Mann’s last film, Collateral, was shot on digital video. And no mistake, it was shot very well – taking place entirely at night, it took advantage of video’s unique capabilities in low-light situation compared to film, to create a grainy and gritty urban hell that I’ve never quite seen anywhere else. Miami Vice takes that to an extreme, where nearly every shot (certainly every scene) seems to be specifically designed to explore the ways in which video can shoot every imaginable type of lighting, fog, water, explosion. In the past I’ve expressed dissatisfation with Dion Beebe (largely after he beat three deeply overdue cinematographers for the 2005 Oscar), but I’d be a fool to deny that this is a supreme achievement, requring an unimaginable level of expertise and comfort with his camera.*

And if Michael Mann wanted to trick American audiences into watching an experimental film, I can’t find it in my heart to condemn him. But the alternative is to presume that he meant for this to be a cohesive and appealing story, and he’s much too smart for that.

I can’t even quite describe it: Detectives “Sonny” Crockett (Colin Farrell) and “Rico” Tubbs (Jamie Foxx) of the Miami Police Department Vice Squad are brought in to track the drug trafficking operation of kingpin Jesús Montoya (Luis Tosar) and his aides José Yero (John Ortiz) and Isabella, played by Gong Li, a character for whom I cannot think of any meaningful description other than “the Gong Li character.” Many things happen that endanger the lives of the detectives’ team.

It’s not incoherent.

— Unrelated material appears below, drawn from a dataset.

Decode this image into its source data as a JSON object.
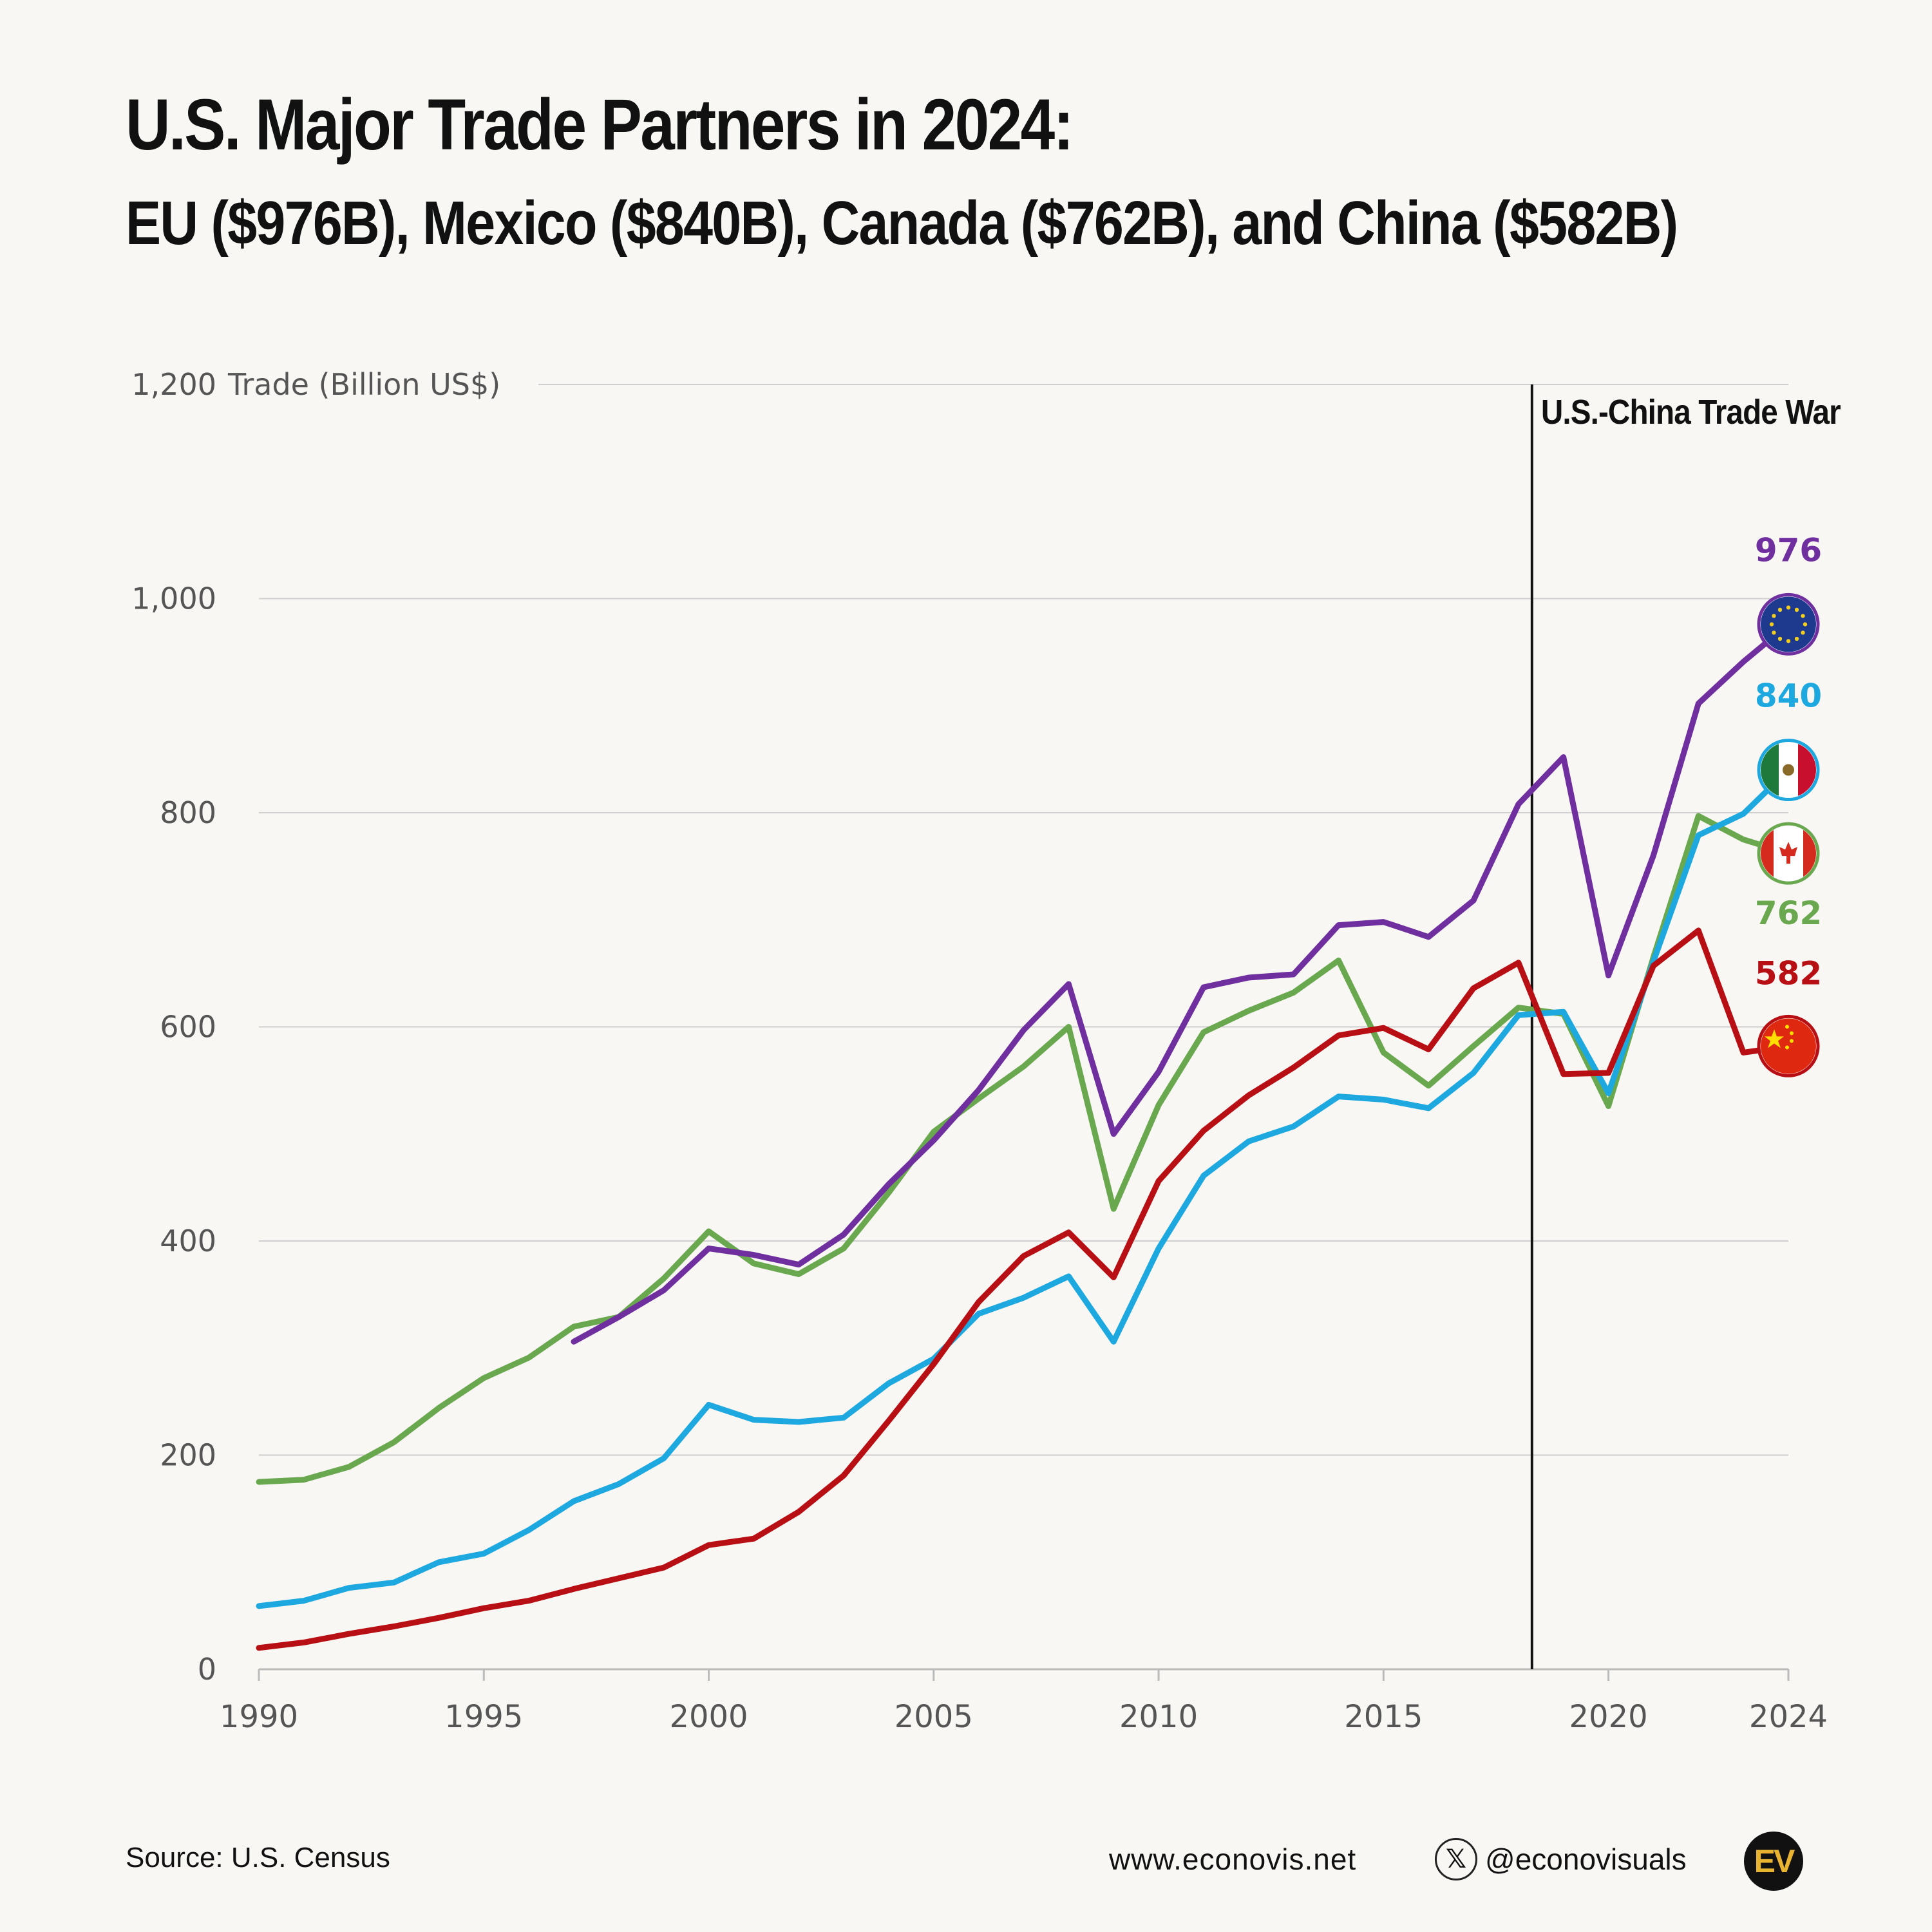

By and large, I understand what happened and in what order and why. But none of it hangs together. It was more like watching a dream, where events and characters are related to each other, but it’s extremely difficult to link the past with the present. I found myself forgetting – constantly – what was going on in the scenes leading up to whichever given scene was happening. Partially, I wonder if this is because the film has no first act – indeed, it begins so abruptly, without credits, that I wondered if I was watching a damaged print (I’ve determined that this is not the case) – and so we’re still trying to fit together who everyone is far too late in the game; but I think there’s more to it than that. Without the script in front of me I can’t nail it down, but during the film I kept thinking that there was a Brechtian element to how uncomfortably the script kept giving way.

It’s nothing like the series, that’s for damn sure. Mann executive-produced Miami Vice for all of its five years on television, which at least answers for me the question of why he’d care to do a big screen version, but despite that fact this is an entirely different animal. I’ll confess that I have only watched the series (and a very small number of episodes, at that) as high ’80s camp; the series film is desperately, deathly anti-camp. No pastel to be seen, no funky music. Absolutely no joy whatsoever, which might be the worst part: every trashy cop film has its share of fist-pounding moments where the heroes triumph violently over the baddies, but in this film those scenes are presented with severe clinical detachment. Foxx and Farrell are the chief reasons: their performances are completely and utterly uninflected and emotionless. Yet I do not blame them, as I am certain this was Mann’s goal.

I simply don’t know what to make of this. It almost feels like the movie didn’t happen, and yet I can call to mind nearly every one of its 135 minutes with crystal clarity. It has the most proficient cinematography of the year, and for that reason alone I suppose I can recommend it to the cinematographers in my readership; and it is probably the most-interestingly edited film I’ve seen recently, although how the editing “works” is difficult for me to say. But as a cop film, it is practically unwatchable. I don’t feel at all comfortable giving it a number out of ten (sorry Pat), but I can say that I’m not particularly glad that I saw it and I don’t want to suggest that anyone else does so for any reason other than academic interest.